A atacante nigeriana também afirmou que um funcionário do staff inglês se dirigiu a ela usando um sotaque caribenho de maneira pejorativa. Aluko ainda falou sobre a negligência da FA ao tratar do caso envolvendo sua companheira de seleção, que foi acusada de ter antecedentes criminais.
“Se eles realmente quisessem descobrir a verdade, a investigação mais básica possível já teria exposto isso (identidade da jogadora). Ela já confirmou por escrito que aconteceu, mas a FA já fez duas investigações e ninguém entrou em contato com ela. Eles estavam conduzindo uma investigação, mas não se importaram em falar com a pessoa que ouviu comentários – na minha opinião – de cunho racial. Acho que isso é bastante . Você imagina a FA concluir um inquérito inocentando o Roy Hodgson (ex-treinador da seleção inglesa, que teceu comentários sobre “macaco espacial”) sem sequer falar com o Andros Townsend, que ouviu os comentários? Bem, foi isso que aconteceu nesse caso”, disse Aluko.
No decorrer do inquérito, a FA chegou às suas primeiras conclusões sobre as denúncias de Aluko antes de entrar em contato com Lianne Anderson, testemunha do episódio. Segundo a Football Association, tais medidas foram tomadas para acelerar o processo, por pressão da PFA, e por “questões de logística”.
A jogadora de 30 anos também afirmou que sua carreira na seleção da Inglaterra – que inclui 102 jogos – terminou menos de uma semana após ela fornecer maiores detalhes sobre o caso; na ocasião, a jogadora participou de um relatório teoricamente confidencial da FA.
Mark Sampson teria visitado a atleta no CT do Chelsea e também a teria dispensado por mau comportamento. A nigeriana naturalizada inglesa, que foi artilheira da temporada na Inglaterra em 2016/2017, acredita em retaliação por parte da FA; a associação, por sua vez, declarou que os dois episódios não possuem relação.
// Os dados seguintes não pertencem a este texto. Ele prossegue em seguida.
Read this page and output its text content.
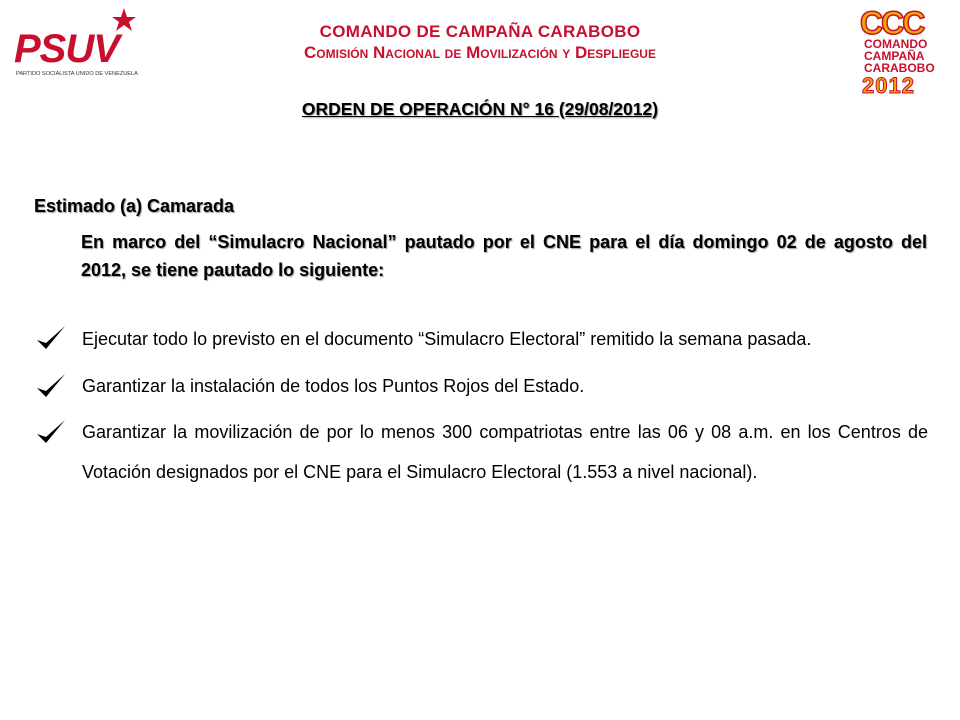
PSUV
PARTIDO SOCIALISTA UNIDO DE VENEZUELA
CCC
COMANDO
CAMPAÑA
CARABOBO
2012
COMANDO DE CAMPAÑA CARABOBO
Comisión Nacional de Movilización y Despliegue
ORDEN DE OPERACIÓN N° 16 (29/08/2012)
Estimado (a) Camarada
En marco del “Simulacro Nacional” pautado por el CNE para el día domingo 02 de agosto del 2012, se tiene pautado lo siguiente:
Ejecutar todo lo previsto en el documento “Simulacro Electoral” remitido la semana pasada.
Garantizar la instalación de todos los Puntos Rojos del Estado.
Garantizar la movilización de por lo menos 300 compatriotas entre las 06 y 08 a.m. en los Centros de Votación designados por el CNE para el Simulacro Electoral (1.553 a nivel nacional).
“Acho que todas essas coisas estão acontecendo porque existe um debate sobre raça e esse é um grande problema no mundo. Herman Ouseley (presidente da Kick It Out, organização que visa diminuir a discriminação no esporte) já disse isso. Dentro de campo, existem punições claras em assuntos que tratam de raça. De portas fechadas, nós não sabemos como a FA atua", disse a atacante.
Ao final da entrevista, Aluko analisou suas passagens pelo Chelsea e chamou atenção às questões sociais por trás da escolha ou não de determinados jogadores.
"Estou no Chelsea há cinco anos e já fui alvo de várias piadas, e às vezes eu retruco – essa é a beleza do espírito esportivo em um ambiente saudável. Não sou uma pessoa sensível. Estive na seleção inglesa por 11 anos, passei por altos e baixos. Já joguei em equipes masculinas. Já joguei pelo Chelsea e já fui dispensada por eles anteriormente, mas eu reconheço algo tóxico quando vejo. Essa é uma cultura que sistematicamente ignora certos jogadores. Existe muita discussão sobre sermos a equipe mais unida do mundo, mas nunca me senti tão isolada quanto me senti entre 2014 e 2016”, concluiu.